Vision→Language→Vision Pipelines: A fully automated pipeline encodes ARC input/output grids into structured English, applies pre-trained LLMs (e.g., GPT-3 or BLOOM) to generate procedural reasoning steps, and decodes the results back to grids. This approach can solve previously unsolved ARC tasks but remains below the accuracy of state-of-the-art DSL-based approaches in aggregate, highlighting the gap between learned priors (in LLMs) and hand-crafted task-specific knowledge (Camposampiero et al., 2023).
Lattice-Symmetry Attention Mechanisms: Geometry priors can be encoded directly in neural architectures via binary or soft attention masks that implement group actions (translation, rotation, reflection, scaling) in hypercubic lattice domains. The LatFormer model demonstrates that such architectural biases yield 2–3 orders-of-magnitude sample efficiency improvements on LARC geometric tasks relative to standard Transformers (Atzeni et al., 2023).
Concept Induction and Hybrid Neuro-Symbolic Systems: Proposals for next-generation synthesizers emphasize learning new primitives dynamically from language and examples ("concept induction"), modeling communicative structure in instructions explicitly (e.g., extracting postconditions from validation statements), and combining LLMs with symbolic search and grounding modules (Acquaviva et al., 2021).
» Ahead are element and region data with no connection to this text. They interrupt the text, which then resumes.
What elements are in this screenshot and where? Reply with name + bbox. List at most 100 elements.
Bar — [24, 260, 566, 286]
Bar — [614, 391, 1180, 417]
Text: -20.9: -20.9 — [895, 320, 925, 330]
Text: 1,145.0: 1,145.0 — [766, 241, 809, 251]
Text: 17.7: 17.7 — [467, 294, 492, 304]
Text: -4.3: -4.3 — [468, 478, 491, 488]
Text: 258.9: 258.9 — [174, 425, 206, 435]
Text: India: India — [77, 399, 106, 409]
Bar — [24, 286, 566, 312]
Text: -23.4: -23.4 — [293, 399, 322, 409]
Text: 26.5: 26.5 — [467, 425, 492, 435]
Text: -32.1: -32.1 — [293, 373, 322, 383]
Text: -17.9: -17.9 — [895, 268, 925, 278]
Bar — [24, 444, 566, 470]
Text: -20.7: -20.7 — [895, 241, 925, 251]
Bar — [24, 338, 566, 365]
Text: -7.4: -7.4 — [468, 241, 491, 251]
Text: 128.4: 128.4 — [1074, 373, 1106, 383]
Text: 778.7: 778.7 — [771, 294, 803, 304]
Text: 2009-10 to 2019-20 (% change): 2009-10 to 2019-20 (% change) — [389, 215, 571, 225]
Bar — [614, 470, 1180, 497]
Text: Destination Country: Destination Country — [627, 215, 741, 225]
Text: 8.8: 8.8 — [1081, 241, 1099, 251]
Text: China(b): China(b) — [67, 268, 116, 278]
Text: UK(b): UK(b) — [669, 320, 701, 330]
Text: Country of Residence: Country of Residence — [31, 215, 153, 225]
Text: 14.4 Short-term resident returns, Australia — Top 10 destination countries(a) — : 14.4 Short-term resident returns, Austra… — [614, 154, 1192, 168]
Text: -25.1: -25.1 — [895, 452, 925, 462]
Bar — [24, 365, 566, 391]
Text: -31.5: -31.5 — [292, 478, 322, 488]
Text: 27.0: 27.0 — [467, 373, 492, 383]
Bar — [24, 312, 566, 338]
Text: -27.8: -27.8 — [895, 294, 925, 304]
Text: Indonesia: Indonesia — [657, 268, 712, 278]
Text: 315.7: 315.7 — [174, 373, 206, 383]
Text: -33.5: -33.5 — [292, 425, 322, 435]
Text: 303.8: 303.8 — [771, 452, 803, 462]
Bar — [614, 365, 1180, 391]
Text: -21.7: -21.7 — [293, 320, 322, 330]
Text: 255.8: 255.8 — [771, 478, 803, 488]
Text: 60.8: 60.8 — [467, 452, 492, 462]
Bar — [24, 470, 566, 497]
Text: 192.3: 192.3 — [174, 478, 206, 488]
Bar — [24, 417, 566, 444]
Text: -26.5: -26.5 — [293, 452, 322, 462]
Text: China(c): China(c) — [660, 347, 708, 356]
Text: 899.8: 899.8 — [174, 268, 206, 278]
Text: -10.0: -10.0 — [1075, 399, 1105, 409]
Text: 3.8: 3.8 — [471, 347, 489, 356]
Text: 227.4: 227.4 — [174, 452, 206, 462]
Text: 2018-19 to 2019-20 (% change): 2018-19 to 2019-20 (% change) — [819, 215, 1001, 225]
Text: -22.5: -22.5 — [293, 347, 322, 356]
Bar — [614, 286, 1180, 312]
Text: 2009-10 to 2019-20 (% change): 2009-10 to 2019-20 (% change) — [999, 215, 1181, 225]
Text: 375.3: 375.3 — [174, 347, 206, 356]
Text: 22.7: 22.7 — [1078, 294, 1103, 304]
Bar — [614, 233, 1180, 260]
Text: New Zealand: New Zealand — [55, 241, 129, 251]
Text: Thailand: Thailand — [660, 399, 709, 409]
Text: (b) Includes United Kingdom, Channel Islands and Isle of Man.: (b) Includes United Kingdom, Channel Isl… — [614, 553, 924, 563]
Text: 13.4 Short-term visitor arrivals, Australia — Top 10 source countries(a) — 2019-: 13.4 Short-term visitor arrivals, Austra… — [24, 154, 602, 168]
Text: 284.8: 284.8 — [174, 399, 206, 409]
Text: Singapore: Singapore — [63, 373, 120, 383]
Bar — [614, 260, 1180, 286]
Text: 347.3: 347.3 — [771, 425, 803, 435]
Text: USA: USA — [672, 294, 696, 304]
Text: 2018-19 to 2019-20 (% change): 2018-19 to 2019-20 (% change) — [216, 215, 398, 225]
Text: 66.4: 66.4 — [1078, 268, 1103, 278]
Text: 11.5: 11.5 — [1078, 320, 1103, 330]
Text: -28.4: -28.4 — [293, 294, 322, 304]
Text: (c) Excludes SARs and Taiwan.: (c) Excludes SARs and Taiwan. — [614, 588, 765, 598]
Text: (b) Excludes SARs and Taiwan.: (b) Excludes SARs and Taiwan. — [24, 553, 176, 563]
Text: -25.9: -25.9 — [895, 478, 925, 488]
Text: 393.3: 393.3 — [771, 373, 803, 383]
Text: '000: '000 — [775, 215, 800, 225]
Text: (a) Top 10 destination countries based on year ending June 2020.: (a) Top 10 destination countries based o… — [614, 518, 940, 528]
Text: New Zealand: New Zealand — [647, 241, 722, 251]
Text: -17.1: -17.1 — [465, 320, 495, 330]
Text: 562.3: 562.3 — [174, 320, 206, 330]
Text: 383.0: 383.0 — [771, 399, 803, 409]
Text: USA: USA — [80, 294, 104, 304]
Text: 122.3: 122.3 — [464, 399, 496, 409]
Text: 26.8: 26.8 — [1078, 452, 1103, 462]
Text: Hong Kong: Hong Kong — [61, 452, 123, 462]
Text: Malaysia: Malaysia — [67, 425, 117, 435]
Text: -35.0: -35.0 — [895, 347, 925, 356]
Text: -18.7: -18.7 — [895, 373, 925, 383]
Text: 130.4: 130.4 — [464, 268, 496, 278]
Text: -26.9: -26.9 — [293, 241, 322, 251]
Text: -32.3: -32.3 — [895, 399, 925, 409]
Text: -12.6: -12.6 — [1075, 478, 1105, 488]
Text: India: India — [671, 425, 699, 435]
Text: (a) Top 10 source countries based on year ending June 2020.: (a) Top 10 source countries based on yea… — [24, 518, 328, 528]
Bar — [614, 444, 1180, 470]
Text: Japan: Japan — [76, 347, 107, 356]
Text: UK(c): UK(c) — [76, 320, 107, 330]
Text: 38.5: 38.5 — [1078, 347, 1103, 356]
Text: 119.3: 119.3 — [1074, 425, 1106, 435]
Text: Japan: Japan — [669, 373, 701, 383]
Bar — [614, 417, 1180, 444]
6. Current Limitations and Outstanding Challenges

Despite the progress enabled by LARC, significant challenges persist:

Ambiguity and Grounding: Natural programs, while intuitive for humans, are ambiguous for machines absent shared context or explicit grounding. Meta-linguistic constructs such as validations and clarifications cannot be translated into code with current NL-to-DSL pipelines, and example-based supervision is often necessary to resolve underspecification (Acquaviva et al., 2021).
Primitive Scope and Expansion: The need to invent or induce new high-level operations dynamically from language input remains a critical bottleneck; fixed DSLs are incapable of accommodating the full richness of LARC instructions.
Generalization Beyond Geometric Priors: Architectures like LatFormer excel on tasks with lattice-symmetry priors, but do not generalize straightforwardly to ARC problems involving non-geometric priors such as color reasoning, object permanence, or complex algorithmic manipulation (Atzeni et al., 2023).
Vision-Language Alignment: In language-centric pipelines, hand-crafted or heuristic vision modules are brittle. LLMs, in zero-shot settings, may hallucinate objects, misparse spatial descriptors, or fail at arithmetic reasoning beyond simple counts (Camposampiero et al., 2023).

7. Future Directions

The empirical and conceptual findings in LARC research delineate concrete priorities for advancing AI reasoning with natural language:

Joint Vision-Language Training: Replace hand-built vision pipelines with learned multimodal models (e.g., OFA, Flamingo) to enable robust, end-to-end mapping from pixels to structured linguistic description and back (Camposampiero et al., 2023).
Meta-Linguistic and Interactive Modules: Develop frameworks that interpret meta-statements as soft constraints (e.g., validations as test assertions), and enable systems to request clarification or verification dynamically, thereby reducing ambiguity.
Dynamic DSL Growth: Embrace language-complete, open-domain benchmarks where systems must grow their primitive set in response to language, reflecting the natural learning and instruction process observed in humans (Acquaviva et al., 2021).
Broader Knowledge Priors: Extend architectural mechanisms (e.g., soft attention masks) beyond geometric transformations to encompass other "core knowledge" priors implicit in ARC and LARC tasks—counting, recursive grouping, object attribute manipulation, etc. (Atzeni et al., 2023).
Fine-tuned LLMs and Prompt Engineering: Investigate the impact of fine-tuning LLMs on corpora of human-annotated ARC textual descriptions, along with adaptive prompt-tuning and retrieval of analogous task explanations (Camposampiero et al., 2023).

LARC sets a new standard for language-vision benchmarking in abstract reasoning and exposes foundational issues in learning, generalization, and communicative competence for both symbolic and neural approaches. Its ongoing paper is pivotal for progress toward broadly intelligent systems capable of human-like task learning and instruction-following.